第117話 旅程

 マーチェス商会の代理の女性リーダと馬車の御者の男性、その護衛であるチーム『黒金の翼』六名は、馬車に揺られながら道を進んでいた。


「オサーカスの街までは一週間かかるんだよな?」


 ルメヤが今回の雇い主の代理人リーダに聞いた。


「は、はい!今回は峠越えの最短ルートなので、一週間ほどで到着予定です」


 リーダが簡単な地図を広げて全員に見せた。


 タウロは今回の詳しい旅程を聞いて少し呆れていた。

 主要な街も村もほとんど通過せず、ほぼ一直線でオサーカスの街までのルートだが、ちょっと弾丸行程が過ぎる。

 初日こそ、途中の村で一泊出来るがそのあとは、オサーカスの街の手前まで民家にありつけなければ野宿になりそうなのだ。

 これは行商人歴が長かったマーチェスが立てた行程計画なので、多少の無茶も苦ではない事を計算しての事だろうが、代理で来る事になったリーダには体力がありそうに見えないので、少し過酷と思える内容だった。


 道に詳しそうにしてたエアリスもオサーカスの街までの行程を約1週間くらいと言ってたところをみると、マーチェスと同じ、多少の無茶を甘受するタイプのようだ。
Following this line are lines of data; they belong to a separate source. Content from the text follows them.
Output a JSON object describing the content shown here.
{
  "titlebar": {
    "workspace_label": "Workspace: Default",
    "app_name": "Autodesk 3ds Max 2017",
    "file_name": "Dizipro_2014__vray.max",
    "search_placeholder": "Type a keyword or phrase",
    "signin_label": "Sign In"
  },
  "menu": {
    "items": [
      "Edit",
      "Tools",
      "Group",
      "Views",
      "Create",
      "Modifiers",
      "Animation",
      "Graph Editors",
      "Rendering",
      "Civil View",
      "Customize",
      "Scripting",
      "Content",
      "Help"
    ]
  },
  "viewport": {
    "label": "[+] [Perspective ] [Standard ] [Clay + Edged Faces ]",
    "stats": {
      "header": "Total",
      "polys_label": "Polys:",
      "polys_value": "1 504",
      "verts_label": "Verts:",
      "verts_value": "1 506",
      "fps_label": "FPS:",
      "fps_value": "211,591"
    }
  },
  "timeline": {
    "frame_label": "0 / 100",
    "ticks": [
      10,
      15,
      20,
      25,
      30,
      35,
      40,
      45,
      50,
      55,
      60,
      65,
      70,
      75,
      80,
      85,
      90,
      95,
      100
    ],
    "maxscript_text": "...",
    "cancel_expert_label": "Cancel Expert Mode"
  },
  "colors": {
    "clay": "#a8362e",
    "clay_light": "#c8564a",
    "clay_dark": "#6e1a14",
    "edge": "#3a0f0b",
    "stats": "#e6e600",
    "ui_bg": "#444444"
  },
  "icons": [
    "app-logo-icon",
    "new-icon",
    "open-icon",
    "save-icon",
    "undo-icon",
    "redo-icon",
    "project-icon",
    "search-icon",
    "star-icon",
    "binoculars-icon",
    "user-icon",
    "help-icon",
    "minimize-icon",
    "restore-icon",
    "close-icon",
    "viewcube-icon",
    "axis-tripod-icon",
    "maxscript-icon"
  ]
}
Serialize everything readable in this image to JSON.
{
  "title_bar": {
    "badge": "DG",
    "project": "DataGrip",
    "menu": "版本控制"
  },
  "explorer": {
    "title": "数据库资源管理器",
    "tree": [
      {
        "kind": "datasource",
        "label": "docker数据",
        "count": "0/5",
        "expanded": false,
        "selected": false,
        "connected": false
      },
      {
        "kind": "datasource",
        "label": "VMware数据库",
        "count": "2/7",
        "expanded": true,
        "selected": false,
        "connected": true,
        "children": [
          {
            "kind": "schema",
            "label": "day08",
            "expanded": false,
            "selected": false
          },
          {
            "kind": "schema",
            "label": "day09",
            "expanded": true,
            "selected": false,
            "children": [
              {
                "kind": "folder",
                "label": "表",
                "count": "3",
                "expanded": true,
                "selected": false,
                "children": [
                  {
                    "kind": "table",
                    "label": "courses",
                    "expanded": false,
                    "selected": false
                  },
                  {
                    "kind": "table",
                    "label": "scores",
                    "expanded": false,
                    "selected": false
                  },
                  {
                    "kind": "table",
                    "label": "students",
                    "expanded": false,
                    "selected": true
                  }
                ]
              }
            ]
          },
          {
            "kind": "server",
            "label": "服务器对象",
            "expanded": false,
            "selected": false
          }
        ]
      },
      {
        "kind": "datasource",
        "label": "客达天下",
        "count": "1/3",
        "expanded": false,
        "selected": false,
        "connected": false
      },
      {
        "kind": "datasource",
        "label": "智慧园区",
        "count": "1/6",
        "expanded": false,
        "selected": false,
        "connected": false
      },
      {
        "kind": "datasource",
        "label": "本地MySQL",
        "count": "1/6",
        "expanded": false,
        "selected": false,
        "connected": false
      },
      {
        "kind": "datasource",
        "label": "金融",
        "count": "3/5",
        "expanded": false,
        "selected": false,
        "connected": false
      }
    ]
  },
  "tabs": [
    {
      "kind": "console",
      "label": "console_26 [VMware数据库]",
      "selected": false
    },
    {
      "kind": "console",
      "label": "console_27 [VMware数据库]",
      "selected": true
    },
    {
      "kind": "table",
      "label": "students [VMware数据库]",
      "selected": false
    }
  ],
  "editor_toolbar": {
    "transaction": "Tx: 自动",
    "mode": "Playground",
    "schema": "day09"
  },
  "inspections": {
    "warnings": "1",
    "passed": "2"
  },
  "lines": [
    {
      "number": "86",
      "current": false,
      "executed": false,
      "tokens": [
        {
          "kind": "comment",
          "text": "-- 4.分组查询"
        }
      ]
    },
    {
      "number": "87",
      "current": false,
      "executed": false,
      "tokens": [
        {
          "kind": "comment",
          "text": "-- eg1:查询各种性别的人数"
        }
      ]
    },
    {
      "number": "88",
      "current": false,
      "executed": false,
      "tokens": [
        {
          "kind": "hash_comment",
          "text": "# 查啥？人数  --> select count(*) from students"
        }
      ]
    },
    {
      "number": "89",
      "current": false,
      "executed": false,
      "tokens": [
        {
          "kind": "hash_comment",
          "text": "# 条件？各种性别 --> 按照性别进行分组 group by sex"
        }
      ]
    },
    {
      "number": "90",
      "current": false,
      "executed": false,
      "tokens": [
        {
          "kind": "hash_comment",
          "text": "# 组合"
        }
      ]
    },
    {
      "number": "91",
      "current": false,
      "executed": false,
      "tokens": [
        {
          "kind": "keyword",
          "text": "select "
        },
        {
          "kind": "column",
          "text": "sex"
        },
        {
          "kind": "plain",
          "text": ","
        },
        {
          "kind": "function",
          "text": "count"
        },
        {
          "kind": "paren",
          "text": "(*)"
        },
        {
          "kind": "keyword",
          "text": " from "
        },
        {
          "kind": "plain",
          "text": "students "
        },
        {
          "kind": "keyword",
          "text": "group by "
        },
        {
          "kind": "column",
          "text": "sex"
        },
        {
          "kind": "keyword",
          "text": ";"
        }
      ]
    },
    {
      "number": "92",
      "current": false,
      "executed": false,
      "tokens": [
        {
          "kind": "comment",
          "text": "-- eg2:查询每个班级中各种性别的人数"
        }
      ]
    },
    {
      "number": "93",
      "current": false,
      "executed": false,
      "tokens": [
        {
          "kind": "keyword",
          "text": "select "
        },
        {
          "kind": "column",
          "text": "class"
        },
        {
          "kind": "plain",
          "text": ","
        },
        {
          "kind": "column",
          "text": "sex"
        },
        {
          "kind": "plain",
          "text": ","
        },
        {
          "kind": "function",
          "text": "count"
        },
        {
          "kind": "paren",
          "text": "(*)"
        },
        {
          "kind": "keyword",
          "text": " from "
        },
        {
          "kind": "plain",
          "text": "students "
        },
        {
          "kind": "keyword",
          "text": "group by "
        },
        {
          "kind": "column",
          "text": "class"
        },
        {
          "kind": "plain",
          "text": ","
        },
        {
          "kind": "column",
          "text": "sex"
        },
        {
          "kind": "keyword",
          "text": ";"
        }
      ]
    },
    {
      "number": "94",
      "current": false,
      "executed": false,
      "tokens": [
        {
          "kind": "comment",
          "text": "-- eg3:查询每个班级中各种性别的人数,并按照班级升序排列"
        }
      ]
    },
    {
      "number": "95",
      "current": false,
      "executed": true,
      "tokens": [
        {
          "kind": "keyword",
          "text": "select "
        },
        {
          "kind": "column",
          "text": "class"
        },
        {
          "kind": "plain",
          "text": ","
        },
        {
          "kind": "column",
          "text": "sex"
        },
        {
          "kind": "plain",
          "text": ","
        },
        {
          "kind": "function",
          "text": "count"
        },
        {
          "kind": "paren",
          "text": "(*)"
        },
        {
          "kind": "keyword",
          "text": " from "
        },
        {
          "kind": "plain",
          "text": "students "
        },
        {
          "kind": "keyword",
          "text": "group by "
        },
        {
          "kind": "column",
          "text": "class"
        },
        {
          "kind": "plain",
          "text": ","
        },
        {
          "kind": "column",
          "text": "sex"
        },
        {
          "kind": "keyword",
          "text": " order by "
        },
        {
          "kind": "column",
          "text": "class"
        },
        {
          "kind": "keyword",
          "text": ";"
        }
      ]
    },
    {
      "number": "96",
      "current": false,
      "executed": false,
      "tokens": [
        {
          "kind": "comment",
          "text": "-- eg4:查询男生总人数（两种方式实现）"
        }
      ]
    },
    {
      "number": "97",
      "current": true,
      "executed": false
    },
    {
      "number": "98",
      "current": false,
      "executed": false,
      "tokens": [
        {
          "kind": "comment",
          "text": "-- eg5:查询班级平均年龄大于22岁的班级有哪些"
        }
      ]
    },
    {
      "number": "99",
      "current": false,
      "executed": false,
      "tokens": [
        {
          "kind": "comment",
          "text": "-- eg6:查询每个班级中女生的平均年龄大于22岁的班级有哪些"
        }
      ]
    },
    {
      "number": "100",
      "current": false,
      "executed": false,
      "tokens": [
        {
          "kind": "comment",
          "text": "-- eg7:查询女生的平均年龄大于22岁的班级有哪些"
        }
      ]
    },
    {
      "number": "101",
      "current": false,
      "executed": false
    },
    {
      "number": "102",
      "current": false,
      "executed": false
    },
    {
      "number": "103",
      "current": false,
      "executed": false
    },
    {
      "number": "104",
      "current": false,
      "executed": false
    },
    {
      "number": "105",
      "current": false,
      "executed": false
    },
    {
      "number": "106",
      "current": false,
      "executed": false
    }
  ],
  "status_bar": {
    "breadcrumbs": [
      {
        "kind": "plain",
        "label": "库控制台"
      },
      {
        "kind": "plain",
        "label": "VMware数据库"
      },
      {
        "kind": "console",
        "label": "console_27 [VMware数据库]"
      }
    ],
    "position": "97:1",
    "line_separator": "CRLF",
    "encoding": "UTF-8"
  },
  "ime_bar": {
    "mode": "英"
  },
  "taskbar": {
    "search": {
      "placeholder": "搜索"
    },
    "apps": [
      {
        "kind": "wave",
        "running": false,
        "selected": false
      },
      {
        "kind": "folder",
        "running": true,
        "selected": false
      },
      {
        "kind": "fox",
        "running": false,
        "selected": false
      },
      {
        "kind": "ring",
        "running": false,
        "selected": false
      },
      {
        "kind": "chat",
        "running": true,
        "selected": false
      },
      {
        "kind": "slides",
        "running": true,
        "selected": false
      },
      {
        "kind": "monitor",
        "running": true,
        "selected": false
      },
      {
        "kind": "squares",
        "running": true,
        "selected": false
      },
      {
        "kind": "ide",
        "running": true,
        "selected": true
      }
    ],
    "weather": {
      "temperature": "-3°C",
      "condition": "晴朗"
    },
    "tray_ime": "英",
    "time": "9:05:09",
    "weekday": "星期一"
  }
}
 今度から、エアリスの提案は余裕があるかの検討もした方が良さそうだ。


 まあ、事前に準備はしてきているので大丈夫だろう、と思うタウロだった。



 初日の夜は予定通り、行程の途中にある村に一泊する事にした。


「オサーカスの街までの旅ですか!という事は峠越えするおつもりで?」


 村の宿屋の主人がこの珍しい組み合わせの旅人達の話に驚いた。


「実は、ここ最近の話ですが、その峠越えの途中の道を外れたところに貧しい山村がありまして、そこの一部の若者が峠越えの旅人を時折襲っているらしいのです。なので、今は峠越えはお勧めできません」


「それは食うに困ってというやつか?」


 シンが宿屋の主人に聞いた。


「そうだと思います。なので引き返して迂回する事をお勧めします」


 宿屋の主人は答えると、安全策を提案した。


「……どうするリーダさん?」


 エアリスが今回の依頼人代理に判断を促した。


「……今、引き返して迂回すると、何日も遅れてしまいます。それは取引相手を待たせる事になります。商売は信用第一、ここはみなさんに負担をおかけしますが、峠越えでお願いできないでしょうか?」


「……依頼主が言うのなら、それに従うまでですが……、リーダさん、あなたの身も危険に晒されるという事は理解してますか?」


 商売を優先して自分の身の安全を疎かにしてないかとタウロは指摘した。


「……わかってます。でも、マーチェス代表もおっしゃってましたが、この取引は大きなチャンスなんです。私もそう思います。約束の期日がある以上、私の身に何かあった場合はタウロさんが取引先まで商品を届けて下さい」


「そこまで悲壮な覚悟をしなくて大丈夫ですよ。噂がここまで来てるという事は相手は旅人を殺さないただの物盗りだからでしょう。怪我人は出てるかもしれませんが、山村の者とまで特定されてるのなら、大した事をやる連中ではなく食うに困っての行動に、近くの村は大目に見て、見逃しているんだと思います」


 他のお客を相手にする為に背中を向けた宿屋の主人にタウロが視線を送りながら、あの人は教えてくれた善人です、と付け加えた。


 タウロやエアリスがまだ子供だから、宿屋の主人は忠告してくれたのだろう、主人には悪いがこのまま、予定通り峠を越えるルートを進む事にするのだった。



 翌日の朝、村を出発する時、宿屋の主人には再び止められたが、丁寧にお礼を言うと出発した。



 峠まではあと二日あるその前に寄り道すれば村はあるのだが、やはりまっすぐのルートでは民家も無く夕方を迎え、早速、野宿する事になった。


「じゃあ、野営の準備するね」


 タウロはそう言うとマジック収納から丸めた布の塊と木の棒、杭、トンカチを出した。


「?それ何に使うの?」


 エアリスがタウロがまた何か変な事をし出したと思い、興味を引かれた。


「これはテントだよ」


 そういうと布の端の紐を地面に打った杭に結んで布を広げ棒を立てて、立体的に組み立て始めた。

 あっという間に人が入れるスペースが出来た。


「この日の為に作っておいたんだ」


「へー。でも、布製だと雨が降ったら終わりじゃない?革製じゃないと」


 エアリスが覗き込みながら言う。


「ふふふ。それは大丈夫。布にはスライムの体液を染み込ませて、防水効果を付けているから!」


 タウロはドヤると性能を自慢するのであった。